Bundesregierung und Parteien haben US-Präsident Joe Biden Respekt für die Entscheidung gezollt, auf eine erneute Kandidatur für das Weiße Haus zu verzichten. Bundeskanzler Olaf Scholz (SPD) würdigte ihn als „verlässlichen Partner“ Deutschlands. Vize-Kanzler Robert Habeck (Grüne) erklärte, die Rückzugsentscheidung erfülle ihn „mit tiefer Hochachtung“. Bundesarbeitsminister Hubertus Heil (SPD) betonte, Biden ermögliche den US-Demokraten „einen frischen Start“ im Präsidentschaftsrennen gegen den Republikaner Donald Trump.

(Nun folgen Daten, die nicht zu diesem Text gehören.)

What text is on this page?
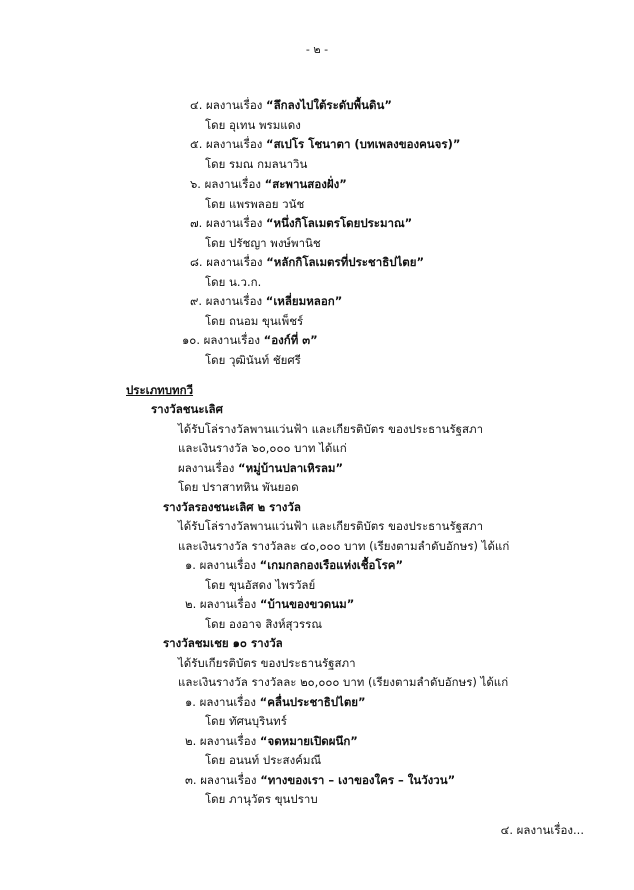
- ๒ -
๔. ผลงานเรื่อง “ลึกลงไปใต้ระดับพื้นดิน”
โดย อุเทน พรมแดง
๕. ผลงานเรื่อง “สเปโร โชนาตา (บทเพลงของคนจร)”
โดย รมณ กมลนาวิน
๖. ผลงานเรื่อง “สะพานสองฝั่ง”
โดย แพรพลอย วนัช
๗. ผลงานเรื่อง “หนึ่งกิโลเมตรโดยประมาณ”
โดย ปรัชญา พงษ์พานิช
๘. ผลงานเรื่อง “หลักกิโลเมตรที่ประชาธิปไตย”
โดย น.ว.ก.
๙. ผลงานเรื่อง “เหลี่ยมหลอก”
โดย ถนอม ขุนเพ็ชร์
๑๐. ผลงานเรื่อง “องก์ที่ ๓”
โดย วุฒินันท์ ชัยศรี
ประเภทบทกวี
รางวัลชนะเลิศ
ได้รับโล่รางวัลพานแว่นฟ้า และเกียรติบัตร ของประธานรัฐสภา
และเงินรางวัล ๖๐,๐๐๐ บาท ได้แก่
ผลงานเรื่อง “หมู่บ้านปลาเหิรลม”
โดย ปราสาทหิน พันยอด
รางวัลรองชนะเลิศ ๒ รางวัล
ได้รับโล่รางวัลพานแว่นฟ้า และเกียรติบัตร ของประธานรัฐสภา
และเงินรางวัล รางวัลละ ๔๐,๐๐๐ บาท (เรียงตามลำดับอักษร) ได้แก่
๑. ผลงานเรื่อง “เกมกลกองเรือแห่งเชื้อโรค”
โดย ขุนอัสดง ไพรวัลย์
๒. ผลงานเรื่อง “บ้านของขวดนม”
โดย องอาจ สิงห์สุวรรณ
รางวัลชมเชย ๑๐ รางวัล
ได้รับเกียรติบัตร ของประธานรัฐสภา
และเงินรางวัล รางวัลละ ๒๐,๐๐๐ บาท (เรียงตามลำดับอักษร) ได้แก่
๑. ผลงานเรื่อง “คลื่นประชาธิปไตย”
โดย ทัศนบุรินทร์
๒. ผลงานเรื่อง “จดหมายเปิดผนึก”
โดย อนนท์ ประสงค์มณี
๓. ผลงานเรื่อง “ทางของเรา – เงาของใคร – ในวังวน”
โดย ภานุวัตร ขุนปราบ
๔. ผลงานเรื่อง...
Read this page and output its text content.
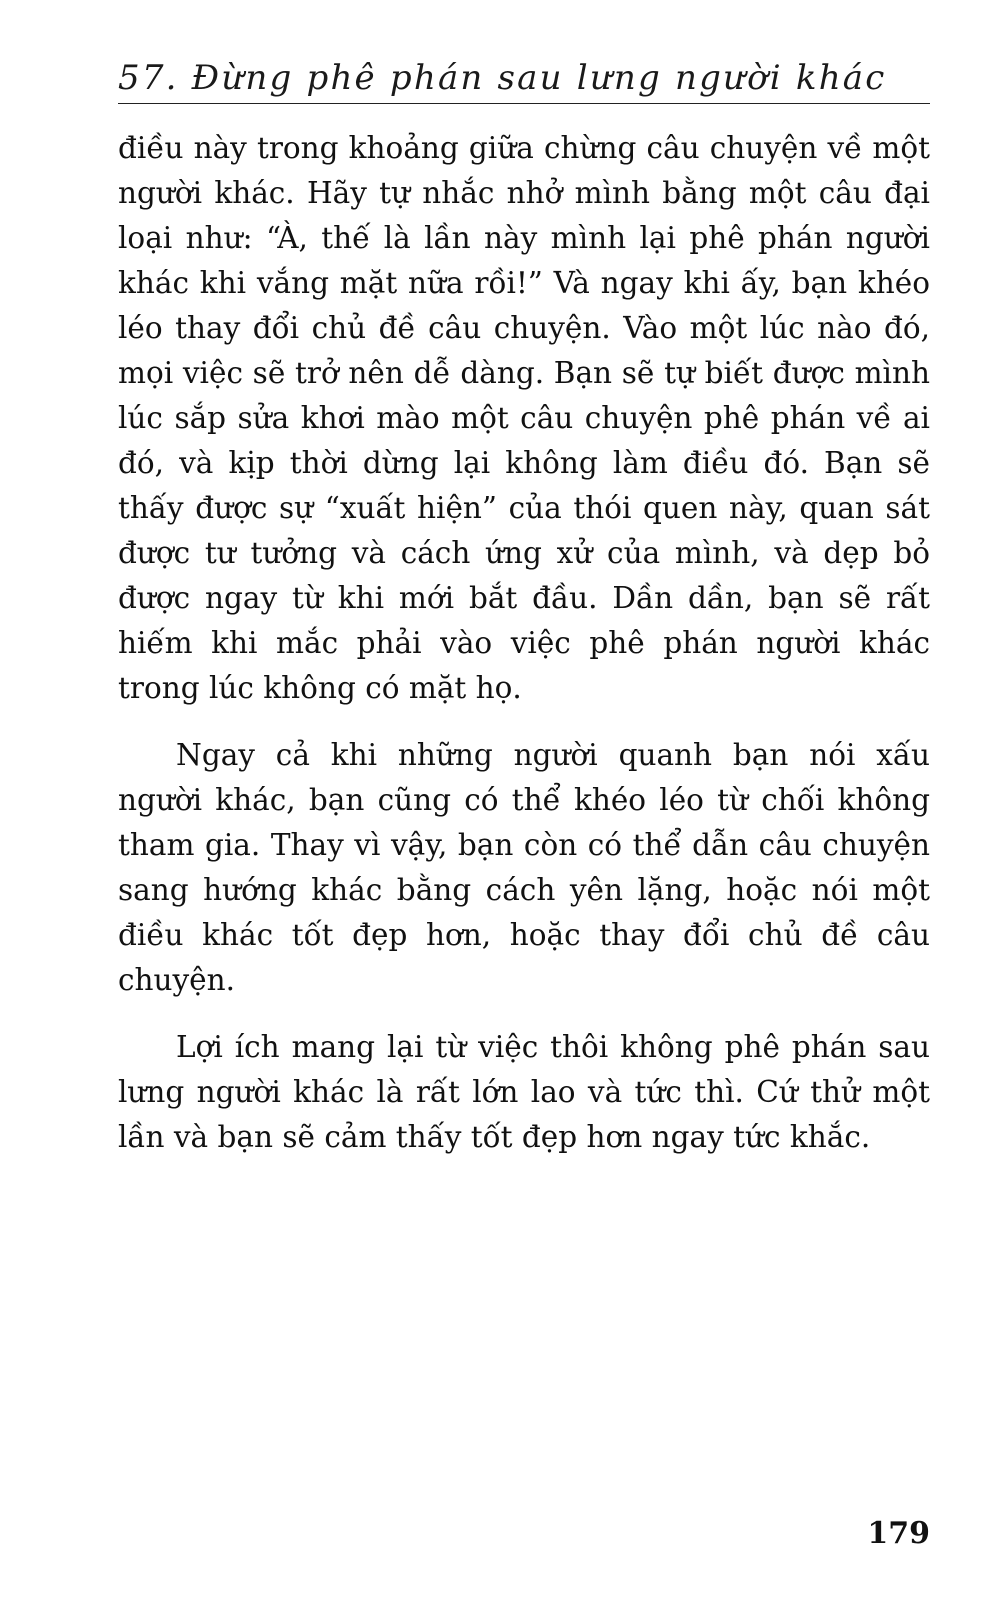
57. Đừng phê phán sau lưng người khác

điều này trong khoảng giữa chừng câu chuyện về một người khác. Hãy tự nhắc nhở mình bằng một câu đại loại như: “À, thế là lần này mình lại phê phán người khác khi vắng mặt nữa rồi!” Và ngay khi ấy, bạn khéo léo thay đổi chủ đề câu chuyện. Vào một lúc nào đó, mọi việc sẽ trở nên dễ dàng. Bạn sẽ tự biết được mình lúc sắp sửa khơi mào một câu chuyện phê phán về ai đó, và kịp thời dừng lại không làm điều đó. Bạn sẽ thấy được sự “xuất hiện” của thói quen này, quan sát được tư tưởng và cách ứng xử của mình, và dẹp bỏ được ngay từ khi mới bắt đầu. Dần dần, bạn sẽ rất hiếm khi mắc phải vào việc phê phán người khác trong lúc không có mặt họ.

Ngay cả khi những người quanh bạn nói xấu người khác, bạn cũng có thể khéo léo từ chối không tham gia. Thay vì vậy, bạn còn có thể dẫn câu chuyện sang hướng khác bằng cách yên lặng, hoặc nói một điều khác tốt đẹp hơn, hoặc thay đổi chủ đề câu chuyện.

Lợi ích mang lại từ việc thôi không phê phán sau lưng người khác là rất lớn lao và tức thì. Cứ thử một lần và bạn sẽ cảm thấy tốt đẹp hơn ngay tức khắc.

179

Biden hatte am Sonntag angesichts der massiven Zweifel an seiner geistigen und körperlichen Fitness erklärt, nicht mehr für eine zweite Amtszeit zu kandidieren. Der 81-Jährige war im Januar 2021 als Präsident vereidigt worden, rund elf Monate später zog Scholz ins Kanzleramt ein.
„Sein Entschluss, nicht noch einmal zu kandidieren, verdient Anerkennung“, schrieb Scholz am Sonntagabend im Onlinedienst X. Der US-Präsident habe „viel erreicht: für sein Land, für Europa, die Welt“. Dank ihm sei „die transatlantische Zusammenarbeit eng, die Nato stark, die USA ein guter und verlässlicher Partner für uns.“
Biden habe sich „ein halbes Jahrhundert für die Demokratie, fürs Land, für die Menschen“ eingesetzt, schrieb Vize-Kanzler Robert Habeck (Grüne). Er habe sich mit ganzer Kraft „in den Dienst der demokratischen Institutionen gestellt.“
„Joe Biden stellt die Interessen seines Landes über seine eigenen“, sagte Bundesaußenministerin Annalena Baerbock (Grüne) beim EU-Außenministertreffen in Brüssel. Unabhängig vom Ausgang der US-Präsidentschaftswahl gelte aber: „Wir müssen mehr in unsere eigene Sicherheit investieren, Europa muss stärker werden. Das gelte „gerade im Bereich der Außen-, Sicherheits- und Verteidigungspolitik“.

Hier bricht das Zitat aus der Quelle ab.